In the years since—and there were many years—Neil had wondered why she hadn’t walked out on him long before, but of course
that was the times. You didn’t walk out on a perfectly good husband in 1963. You especially didn’t file for divorce because
he wanted you to pour his orange juice in the
morning, and you thought you were too busy and important to do it. Eventually, he’d gotten her a maid, and that was when the
real trouble started. That was when he realized that she wasn’t really angry about the orange juice. She didn’t care about
making beds. She didn’t care about making toast. What she cared about was the fact that she was one of only two women in her
graduating class at Harvard Law, she’d had to be twice as intelligent and twice as determined as any of the men there to make
it at all, and now she was married in Philadelphia and had nothing in particular to do.

Well, Neil thought, she had something in particular to do now. He hadn’t mentioned it at the office when the subject had first
come up, but he was going to have to, soon. The men in the firm who remembered his marriage were largely long gone. Partners
did that. They got worn-out by age and time. The ones who did remember probably didn’t realize that this Kate was that Kate.
She wasn’t using Savage as a last name, and she’d never used her maiden name when she’d come to firm parties or paid her respects
to the managing partner’s wife at Christmas. She also wasn’t from Philadelphia, so not so many people knew her family as might
have if the firm had been located in Boston or New York. She hadn’t even called herself Kate. When Neil thought of the two
of them married, she was always Katherine to him, as she had been Katherine at Vassar when he’d first met her, and she’d first
explained how and why she intended to go to law school, and what she intended to do with the degree once she got it.

Of course, she wasn’t doing, now, what she had intended to do with the degree when she’d first started at Harvard, and he’d
first decided to indulge her by not insisting that they get married right away, as soon as he graduated from law school himself.

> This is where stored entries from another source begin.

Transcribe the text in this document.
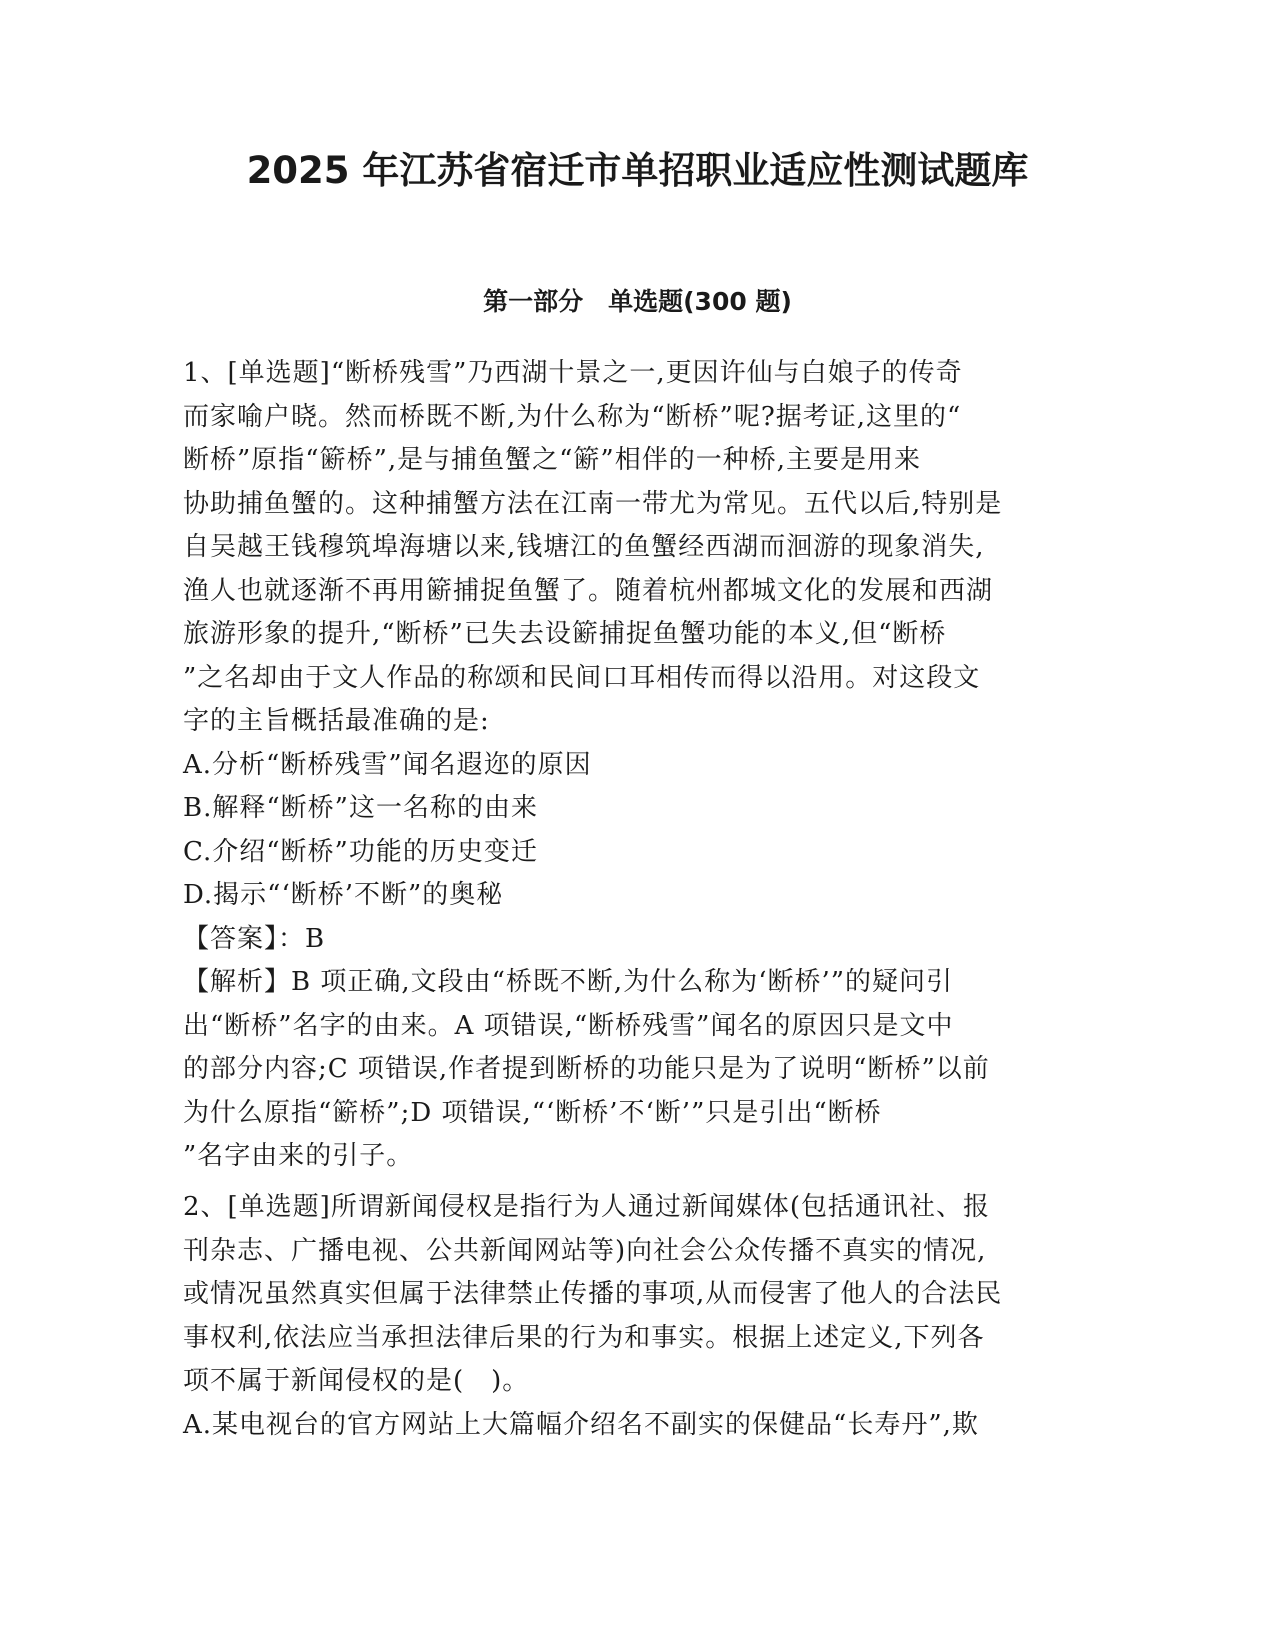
2025 年江苏省宿迁市单招职业适应性测试题库
第一部分　单选题(300 题)
1、[单选题]“断桥残雪”乃西湖十景之一,更因许仙与白娘子的传奇
而家喻户晓。然而桥既不断,为什么称为“断桥”呢?据考证,这里的“
断桥”原指“簖桥”,是与捕鱼蟹之“簖”相伴的一种桥,主要是用来
协助捕鱼蟹的。这种捕蟹方法在江南一带尤为常见。五代以后,特别是
自吴越王钱穆筑埠海塘以来,钱塘江的鱼蟹经西湖而洄游的现象消失,
渔人也就逐渐不再用簖捕捉鱼蟹了。随着杭州都城文化的发展和西湖
旅游形象的提升,“断桥”已失去设簖捕捉鱼蟹功能的本义,但“断桥
”之名却由于文人作品的称颂和民间口耳相传而得以沿用。对这段文
字的主旨概括最准确的是:
A.分析“断桥残雪”闻名遐迩的原因
B.解释“断桥”这一名称的由来
C.介绍“断桥”功能的历史变迁
D.揭示“‘断桥’不断”的奥秘
【答案】：B
【解析】B 项正确,文段由“桥既不断,为什么称为‘断桥’”的疑问引
出“断桥”名字的由来。A 项错误,“断桥残雪”闻名的原因只是文中
的部分内容;C 项错误,作者提到断桥的功能只是为了说明“断桥”以前
为什么原指“簖桥”;D 项错误,“‘断桥’不‘断’”只是引出“断桥
”名字由来的引子。
2、[单选题]所谓新闻侵权是指行为人通过新闻媒体(包括通讯社、报
刊杂志、广播电视、公共新闻网站等)向社会公众传播不真实的情况,
或情况虽然真实但属于法律禁止传播的事项,从而侵害了他人的合法民
事权利,依法应当承担法律后果的行为和事实。根据上述定义,下列各
项不属于新闻侵权的是(　)。
A.某电视台的官方网站上大篇幅介绍名不副实的保健品“长寿丹”,欺
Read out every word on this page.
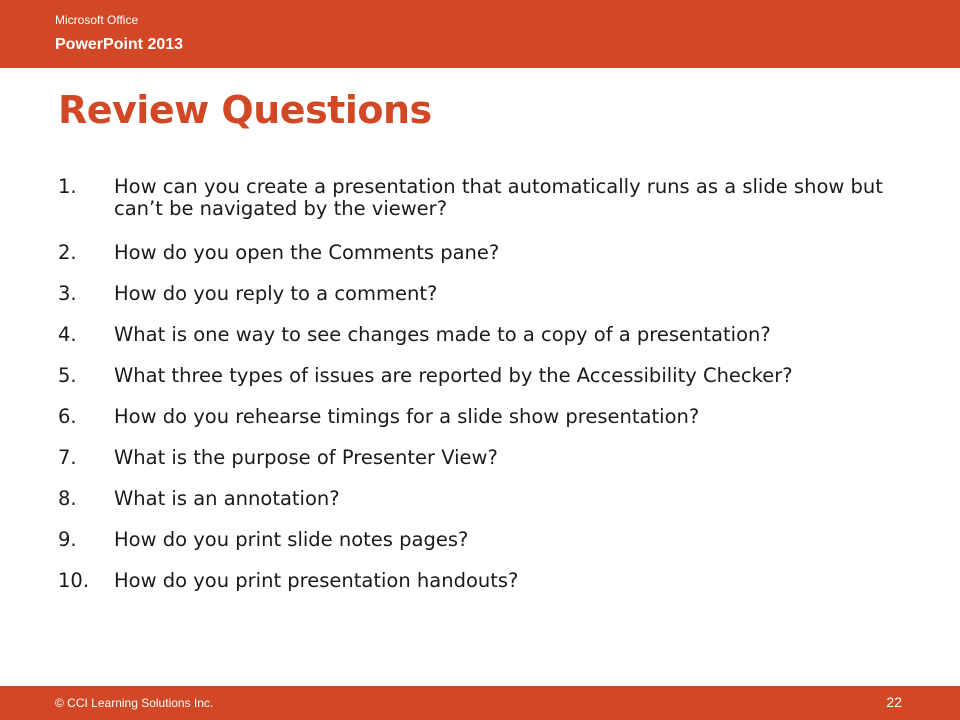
Microsoft Office
PowerPoint 2013
Review Questions
1.	How can you create a presentation that automatically runs as a slide show but can’t be navigated by the viewer?
2.	How do you open the Comments pane?
3.	How do you reply to a comment?
4.	What is one way to see changes made to a copy of a presentation?
5.	What three types of issues are reported by the Accessibility Checker?
6.	How do you rehearse timings for a slide show presentation?
7.	What is the purpose of Presenter View?
8.	What is an annotation?
9.	How do you print slide notes pages?
10.	How do you print presentation handouts?
© CCI Learning Solutions Inc.	22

The truth of it was, he’d been afraid to press her. He’d been afraid she’d turn him down. He’d been able to sense the ferocity
in her even then. Then, of course, the “women’s movement” had come along, and that had been the impetus she needed—no, Katherine
never needed impetus. She had that all on her own. The “women’s movement” had been the narrative she needed, as they would
have said when Neil was in college, and the narrative had taken her out of his life forever, and to New York. She would have
gone anyway. It would only have taken her longer. She needed someplace to be that would let her be a lawyer, and Philadelphia
at that time and in that era was not it.